Missing backoff: retrying immediately after a 429 instead of waiting the Retry-After interval.
Token sharing: multiple services sharing one API key. Rate limits are per-key, so a noisy service consumes quota for all others.
Client-Side Solutions
1. Respect Retry-After:
import time, requests
def api_call_with_backoff(url: str) -> dict:
for attempt in range(5):
response = requests.get(url)
if response.status_code == 429:
retry_after = int(response.headers.get('Retry-After', 60))
time.sleep(retry_after)
continue
response.raise_for_status()
return response.json()
raise Exception('Rate limit exceeded after 5 attempts')
2. Token bucket / leaky bucket throttling:
import time
class RateLimiter:
def __init__(self, calls_per_second: float) -> None:
self.min_interval = 1.0 / calls_per_second
self.last_call = 0.0
def wait(self) -> None:
elapsed = time.monotonic() - self.last_call
if elapsed < self.min_interval:
time.sleep(self.min_interval - elapsed)
self.last_call = time.monotonic()
3. Exponential backoff with jitter — when Retry-After is absent:
import random
def backoff(attempt: int) -> float:
return min(2 ** attempt + random.uniform(0, 1), 60)

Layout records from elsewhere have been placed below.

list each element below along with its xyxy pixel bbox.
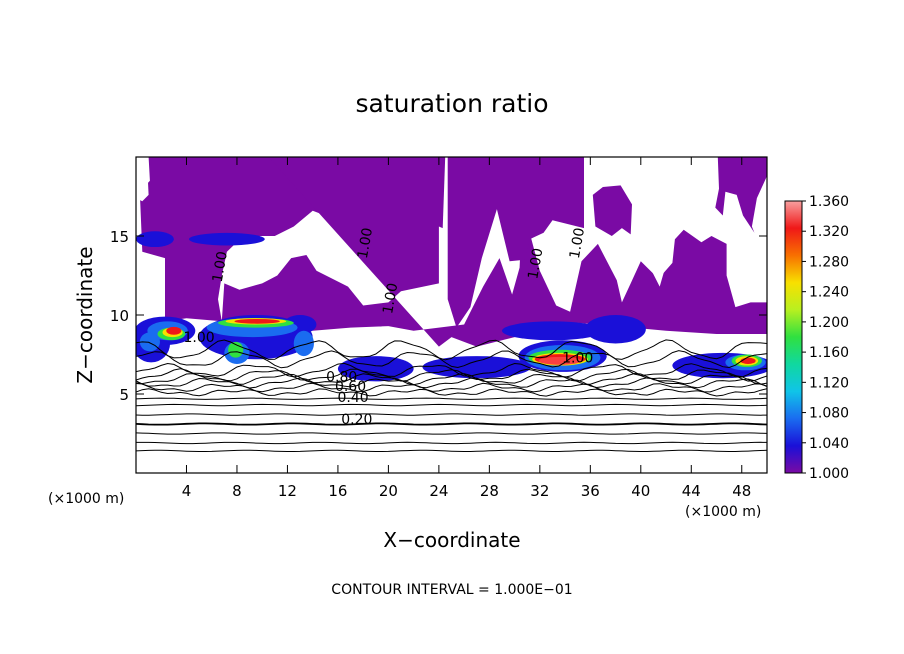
humid-layer xyxy=(422,356,532,379)
contour-label: 0.20 xyxy=(341,412,372,428)
supersaturated-core xyxy=(538,356,582,365)
contour-line xyxy=(136,388,767,397)
x-tick-label: 28 xyxy=(480,482,499,500)
x-tick-label: 4 xyxy=(182,482,192,500)
y-tick-label: 5 xyxy=(119,386,129,404)
cloud-region xyxy=(447,157,584,328)
contour-line xyxy=(136,339,767,361)
contour-label: 1.00 xyxy=(380,282,401,315)
contour-line xyxy=(136,413,767,416)
x-tick-label: 48 xyxy=(732,482,751,500)
contour-lines xyxy=(136,339,767,452)
contour-line xyxy=(136,362,767,378)
x-axis-unit: (×1000 m) xyxy=(685,504,761,520)
y-tick-label: 15 xyxy=(110,228,129,246)
colorbar-tick-label: 1.160 xyxy=(809,345,849,361)
supersaturated-core xyxy=(740,357,756,364)
cloud-region xyxy=(221,157,767,347)
contour-label: 1.00 xyxy=(355,226,376,259)
x-axis-ticks: 4 8 12 16 20 24 28 32 36 40 44 48 xyxy=(182,157,751,500)
humid-layer xyxy=(501,321,603,341)
supersaturated-core xyxy=(234,318,280,324)
contour-labels: 0.20 0.400.600.80 1.00 1.00 1.00 1.00 1.00 1.00… xyxy=(184,226,594,428)
plot-area: 0.20 0.400.600.80 1.00 1.00 1.00 1.00 1.00 1.00… xyxy=(136,157,767,473)
x-tick-label: 20 xyxy=(379,482,398,500)
colorbar-tick-label: 1.080 xyxy=(809,406,849,422)
contour-label: 1.00 xyxy=(525,247,546,280)
colorbar-tick-label: 1.320 xyxy=(809,224,849,240)
humid-layer xyxy=(136,231,174,248)
humid-layer xyxy=(585,315,646,344)
colorbar-gradient xyxy=(784,200,803,474)
x-tick-label: 16 xyxy=(328,482,347,500)
contour-line xyxy=(136,368,767,382)
supersaturated-core xyxy=(166,326,182,335)
colorbar-tick-label: 1.120 xyxy=(809,375,849,391)
humid-layer xyxy=(139,332,160,352)
x-tick-label: 40 xyxy=(631,482,650,500)
chart-title: saturation ratio xyxy=(355,89,548,118)
x-tick-label: 36 xyxy=(581,482,600,500)
x-tick-label: 24 xyxy=(429,482,448,500)
contour-line xyxy=(136,377,767,389)
x-tick-label: 44 xyxy=(682,482,701,500)
saturation-field xyxy=(136,157,767,382)
x-axis-title: X−coordinate xyxy=(383,528,520,552)
contour-line xyxy=(136,441,767,445)
contour-interval-note: CONTOUR INTERVAL = 1.000E−01 xyxy=(331,582,572,598)
x-tick-label: 12 xyxy=(278,482,297,500)
clear-region xyxy=(136,164,149,202)
y-axis-title: Z−coordinate xyxy=(73,246,97,383)
contour-label: 1.00 xyxy=(562,350,593,366)
contour-line xyxy=(136,422,767,426)
humid-layer xyxy=(189,232,265,246)
y-axis-unit: (×1000 m) xyxy=(48,491,124,507)
clear-region xyxy=(644,223,672,287)
contour-line xyxy=(136,397,767,400)
y-axis-ticks: 5 10 15 xyxy=(110,228,767,404)
contour-line xyxy=(136,372,767,386)
humid-layer xyxy=(337,356,414,382)
contour-label: 0.60 xyxy=(335,379,366,395)
cloud-region xyxy=(592,185,632,236)
contour-label: 1.00 xyxy=(184,330,215,346)
contour-line xyxy=(136,350,767,369)
humid-layer xyxy=(293,330,314,357)
x-tick-label: 8 xyxy=(232,482,242,500)
x-tick-label: 32 xyxy=(530,482,549,500)
colorbar-tick-label: 1.240 xyxy=(809,285,849,301)
contour-label: 0.40 xyxy=(337,390,368,406)
colorbar-tick-label: 1.040 xyxy=(809,436,849,452)
contour-line xyxy=(136,449,767,452)
colorbar-tick-label: 1.000 xyxy=(809,466,849,482)
contour-label: 0.80 xyxy=(326,369,357,385)
colorbar-ticks: 1.000 1.040 1.080 1.120 1.160 1.200 1.240 1.280… xyxy=(802,194,849,482)
cloud-region xyxy=(647,157,767,233)
colorbar-tick-label: 1.360 xyxy=(809,194,849,210)
colorbar-tick-label: 1.280 xyxy=(809,254,849,270)
contour-label: 1.00 xyxy=(210,250,231,283)
contour-label: 1.00 xyxy=(567,226,588,259)
colorbar-tick-label: 1.200 xyxy=(809,315,849,331)
contour-line xyxy=(136,432,767,435)
colorbar: 1.000 1.040 1.080 1.120 1.160 1.200 1.240 1.280… xyxy=(784,194,849,482)
cloud-region xyxy=(428,157,446,229)
y-tick-label: 10 xyxy=(110,307,129,325)
contour-line xyxy=(136,403,767,407)
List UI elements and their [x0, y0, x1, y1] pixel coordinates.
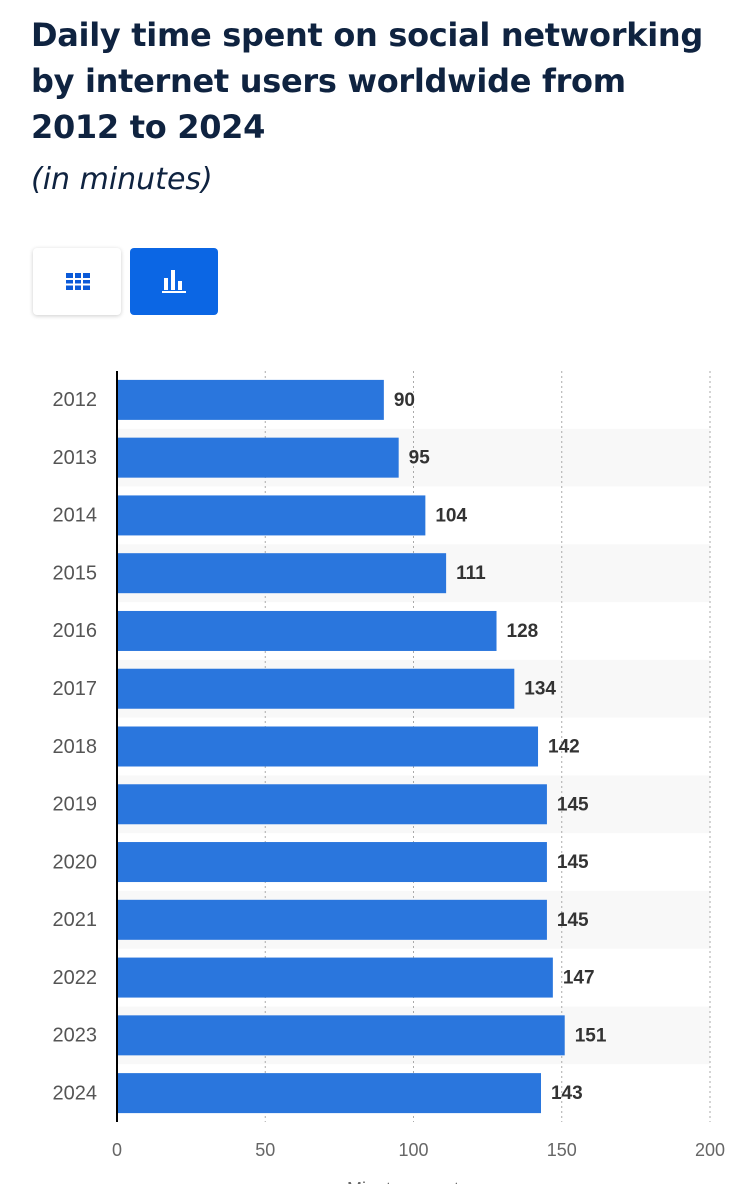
x-tick-label: 100 [398, 1140, 428, 1160]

Jitter prevents the *thundering herd* problem when many clients retry simultaneously.
Server-Side Configuration
Nginx rate limiting:
limit_req_zone $binary_remote_addr zone=api:10m rate=100r/m;
location /api/ {
limit_req zone=api burst=20 nodelay;
limit_req_status 429;
}
Always set limit_req_status 429 — the default is 503, which is misleading (503 implies the server is down, not rate-limited).
Testing Rate Limits
# Fire 50 concurrent requests
seq 50 | xargs -P 50 -I{} curl -s -o /dev/null -w '%{http_code}\n' \
https://api.example.com/endpoint
# Using Apache Bench
ab -n 200 -c 50 https://api.example.com/endpoint
Rate Limit Bypass Prevention
Clients may attempt to bypass limits by rotating IP addresses or API keys. Defenses include: rate limiting by user ID (not just IP), detecting abnormal patterns with anomaly detection, and requiring authenticated access for high-quota endpoints.